Rifle regiments carry their battle honours on their drums and have no colours since their duty is to skirmish ahead of the main force which requires speed and concealment. Lancers and Hussars are also in this category.

The colours of the Artillery are their guns which symbolize their motto “Everywhere”. This is why you will get distinctly black looks and perhaps a quiet rebuke if you lean on or smoke in proximity to a gun, be it howitzer, anti-aircraft or medium.

Respect is always accorded colours and guidons and unless one wishes to appear ignorant or ill-mannered, one should always salute uncased colours or guidons or stand when they pass if seated as a spectator at & parade. This happens when colours are trooped, or in other words, paraded through the ranks in slow time so that all may see it and recognize it if ever called to rally.

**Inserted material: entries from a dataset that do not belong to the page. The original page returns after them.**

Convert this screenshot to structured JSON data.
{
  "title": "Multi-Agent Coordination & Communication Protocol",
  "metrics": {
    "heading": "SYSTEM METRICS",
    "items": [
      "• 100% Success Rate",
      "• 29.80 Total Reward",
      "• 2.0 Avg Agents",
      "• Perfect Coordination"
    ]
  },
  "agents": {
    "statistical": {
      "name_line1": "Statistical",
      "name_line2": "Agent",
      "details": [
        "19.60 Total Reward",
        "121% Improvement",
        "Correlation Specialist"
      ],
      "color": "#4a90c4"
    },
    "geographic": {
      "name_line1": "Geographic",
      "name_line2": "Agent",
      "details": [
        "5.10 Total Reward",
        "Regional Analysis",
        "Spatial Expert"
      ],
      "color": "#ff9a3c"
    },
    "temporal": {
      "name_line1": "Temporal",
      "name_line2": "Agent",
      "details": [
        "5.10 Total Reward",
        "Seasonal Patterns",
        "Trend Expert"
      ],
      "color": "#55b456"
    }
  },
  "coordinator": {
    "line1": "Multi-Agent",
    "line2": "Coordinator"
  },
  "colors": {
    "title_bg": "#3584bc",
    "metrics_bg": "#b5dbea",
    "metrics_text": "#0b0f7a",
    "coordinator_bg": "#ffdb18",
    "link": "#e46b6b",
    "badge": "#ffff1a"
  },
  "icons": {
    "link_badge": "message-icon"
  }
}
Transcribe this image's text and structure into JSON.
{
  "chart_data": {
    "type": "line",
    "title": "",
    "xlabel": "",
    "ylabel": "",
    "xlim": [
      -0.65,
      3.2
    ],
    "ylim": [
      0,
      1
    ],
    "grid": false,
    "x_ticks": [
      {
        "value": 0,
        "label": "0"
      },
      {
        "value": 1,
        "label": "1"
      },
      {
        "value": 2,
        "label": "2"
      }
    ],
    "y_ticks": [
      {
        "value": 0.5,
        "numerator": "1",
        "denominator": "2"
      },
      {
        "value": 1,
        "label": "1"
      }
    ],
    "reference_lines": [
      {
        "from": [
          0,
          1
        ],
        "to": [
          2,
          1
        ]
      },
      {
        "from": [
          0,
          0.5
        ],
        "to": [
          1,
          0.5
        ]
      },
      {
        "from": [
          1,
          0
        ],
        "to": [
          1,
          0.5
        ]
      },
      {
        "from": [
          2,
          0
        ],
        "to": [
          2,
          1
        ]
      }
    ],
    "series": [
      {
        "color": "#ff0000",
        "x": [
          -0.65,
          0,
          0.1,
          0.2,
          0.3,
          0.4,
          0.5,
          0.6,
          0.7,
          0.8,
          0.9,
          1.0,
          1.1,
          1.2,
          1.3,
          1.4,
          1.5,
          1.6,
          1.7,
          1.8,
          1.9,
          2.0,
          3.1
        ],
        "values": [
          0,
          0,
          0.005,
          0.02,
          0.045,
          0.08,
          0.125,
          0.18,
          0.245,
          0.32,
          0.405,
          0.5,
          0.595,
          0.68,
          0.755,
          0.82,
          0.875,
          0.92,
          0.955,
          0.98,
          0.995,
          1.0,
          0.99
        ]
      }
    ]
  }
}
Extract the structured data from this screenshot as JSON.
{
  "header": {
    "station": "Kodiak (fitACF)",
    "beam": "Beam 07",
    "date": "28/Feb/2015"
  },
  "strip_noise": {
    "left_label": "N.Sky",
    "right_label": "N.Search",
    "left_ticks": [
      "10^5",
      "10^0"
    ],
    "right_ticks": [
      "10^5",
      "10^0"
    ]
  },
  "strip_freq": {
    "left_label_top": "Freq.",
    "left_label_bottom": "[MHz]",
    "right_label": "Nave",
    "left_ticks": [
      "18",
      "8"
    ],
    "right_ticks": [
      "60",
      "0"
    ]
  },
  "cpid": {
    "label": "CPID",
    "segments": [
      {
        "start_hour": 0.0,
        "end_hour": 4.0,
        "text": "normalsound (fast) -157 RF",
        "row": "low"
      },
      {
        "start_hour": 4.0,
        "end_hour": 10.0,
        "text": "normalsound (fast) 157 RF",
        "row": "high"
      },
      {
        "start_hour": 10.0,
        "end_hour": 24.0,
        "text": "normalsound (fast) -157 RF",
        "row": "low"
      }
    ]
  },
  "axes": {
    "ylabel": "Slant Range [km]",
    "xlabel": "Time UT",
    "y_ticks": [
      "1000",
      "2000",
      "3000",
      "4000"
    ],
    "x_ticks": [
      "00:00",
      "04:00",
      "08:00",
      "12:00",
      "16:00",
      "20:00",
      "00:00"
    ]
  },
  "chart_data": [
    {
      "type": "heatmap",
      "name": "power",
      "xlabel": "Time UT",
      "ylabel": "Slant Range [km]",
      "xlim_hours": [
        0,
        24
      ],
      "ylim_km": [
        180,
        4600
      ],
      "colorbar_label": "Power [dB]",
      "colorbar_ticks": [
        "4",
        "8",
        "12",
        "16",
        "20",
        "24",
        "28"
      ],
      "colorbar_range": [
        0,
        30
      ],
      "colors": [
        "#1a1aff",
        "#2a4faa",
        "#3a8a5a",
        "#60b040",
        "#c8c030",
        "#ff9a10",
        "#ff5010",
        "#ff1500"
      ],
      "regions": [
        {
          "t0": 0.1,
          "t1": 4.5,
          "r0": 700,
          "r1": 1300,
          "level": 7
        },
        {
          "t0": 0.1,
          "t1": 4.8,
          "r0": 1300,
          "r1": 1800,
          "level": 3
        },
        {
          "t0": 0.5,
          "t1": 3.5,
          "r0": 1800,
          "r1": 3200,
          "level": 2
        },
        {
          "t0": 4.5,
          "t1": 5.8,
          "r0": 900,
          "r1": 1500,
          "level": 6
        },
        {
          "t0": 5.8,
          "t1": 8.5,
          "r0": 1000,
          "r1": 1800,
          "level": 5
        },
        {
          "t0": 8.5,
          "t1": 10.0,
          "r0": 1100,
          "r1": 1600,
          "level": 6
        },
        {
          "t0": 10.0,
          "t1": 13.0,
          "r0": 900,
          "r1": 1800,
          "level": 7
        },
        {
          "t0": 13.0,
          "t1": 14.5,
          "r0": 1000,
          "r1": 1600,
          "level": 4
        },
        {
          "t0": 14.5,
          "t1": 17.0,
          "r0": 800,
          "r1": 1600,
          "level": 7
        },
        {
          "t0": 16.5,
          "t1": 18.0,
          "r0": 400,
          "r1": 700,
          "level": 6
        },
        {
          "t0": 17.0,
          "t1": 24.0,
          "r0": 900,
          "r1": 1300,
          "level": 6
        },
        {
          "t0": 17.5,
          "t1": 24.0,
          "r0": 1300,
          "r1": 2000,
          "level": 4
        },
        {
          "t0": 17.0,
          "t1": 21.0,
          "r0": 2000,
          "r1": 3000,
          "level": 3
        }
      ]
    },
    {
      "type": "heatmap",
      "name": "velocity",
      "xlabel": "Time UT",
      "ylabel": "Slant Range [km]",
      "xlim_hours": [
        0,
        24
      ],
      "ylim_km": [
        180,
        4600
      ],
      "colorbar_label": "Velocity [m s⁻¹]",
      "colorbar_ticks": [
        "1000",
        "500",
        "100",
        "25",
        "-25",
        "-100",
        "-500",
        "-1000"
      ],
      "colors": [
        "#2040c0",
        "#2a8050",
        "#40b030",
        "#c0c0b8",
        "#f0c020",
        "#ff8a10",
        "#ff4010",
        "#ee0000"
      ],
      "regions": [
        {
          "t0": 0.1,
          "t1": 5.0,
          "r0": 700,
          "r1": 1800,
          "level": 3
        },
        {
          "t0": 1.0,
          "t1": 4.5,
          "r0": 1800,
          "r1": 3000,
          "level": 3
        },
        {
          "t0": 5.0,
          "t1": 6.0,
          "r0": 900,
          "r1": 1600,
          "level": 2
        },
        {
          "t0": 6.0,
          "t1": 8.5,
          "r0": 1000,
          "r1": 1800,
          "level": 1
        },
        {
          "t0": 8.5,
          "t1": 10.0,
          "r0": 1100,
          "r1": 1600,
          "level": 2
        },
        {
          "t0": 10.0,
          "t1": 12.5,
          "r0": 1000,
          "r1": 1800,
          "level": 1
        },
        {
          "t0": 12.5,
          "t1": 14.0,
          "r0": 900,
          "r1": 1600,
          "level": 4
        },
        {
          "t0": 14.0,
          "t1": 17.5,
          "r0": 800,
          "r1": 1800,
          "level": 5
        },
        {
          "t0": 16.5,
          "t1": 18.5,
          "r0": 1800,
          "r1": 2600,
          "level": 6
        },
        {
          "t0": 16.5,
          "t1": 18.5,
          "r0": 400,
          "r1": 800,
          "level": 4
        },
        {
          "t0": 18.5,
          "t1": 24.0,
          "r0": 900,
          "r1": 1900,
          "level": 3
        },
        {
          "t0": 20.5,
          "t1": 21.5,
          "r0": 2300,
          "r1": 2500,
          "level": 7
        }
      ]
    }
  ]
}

The origin of the word trooping comes from the custom when after a day’s parade or fighting, the company colour was placed for safe keeping in the Ensign’s quarters. The music played during this “Lodging of the colour’ was called a ‘Troop’ so ‘trooping’ was already two centuries old when tacked on to routine guard mounting in 1755 to lend some extra interest.

The legends surrounding colours are legion. Once when a relieving force that arrived too late was burying the bodies of a regiment that had been annihilated they found the unit’s colour wound round the body of the Ensign under his tunic. It is preserved to this day with bayonet slits, bullet holes and the dark blood stains of the long dead but never forgotten young officer.

Another occasion was when the officers of a unit to be disbanded dismissed the servants at their last dinner and with armed guards on the doors cut the colour into pieces. Each was eventually buried with a piece of it, the story of the missing colour only coming to light after the last officer died.

Proper colours have not been taken into battle since 1881, although the PPCLI carried in World War I a Camp colour embroidered and presented by Lady Patricia herself. After the war she decorated the colour by augmenting it with a laurel wreath a custom also observed by Queen Victoria, dating back into antiquity. This same regiment is the only one in the Canadian Forces to carry the blue streamer of a United States Presidential unit citation for its participation in the battle at Kapyong, Korea in 1951.

Military Man is a strange animal by nature, as the non-military always remind him. His colours have always been a lasting physical symbol of the brotherhood he needs and experiences with his comrades, They have been lost and rewon, carried by earthquakes along with their guardians who refused to leave them for their own safety and defended to the end of life by boys in their teens. They have been burnt, buried, captured, torn to shreds, blown to pieces and laid up in tattered ruins of silken thread in churches and museums.

So when the guidon of the Garrys is laid up next month it will mean something to those who stormed ashore on the beaches of France on that same day 26 years ago. Older eyes may seek the names of the little French towns where they fought twenty-seven years before D Day while younger men will recall blue helmets, white jeeps and then blazing sands of the Sinai Desert. Only ghosts will be there to silently attest to the buffalo guns of Fish Creek and Batoche but the “Deeds not words”, will suffice for their absence.

To the cynical it will be an old flag put away with unnecessary formality, but those with a sense of history may muse on Sir Edward Hamley’s Poem:

A moth-eaten rag on a worm-eaten pole,
It does not look likely to stir a man’s soul
‘Tis the deeds that were done ‘neath the moth-eaten rag,
When the pole was a staff, and the rag was a flag.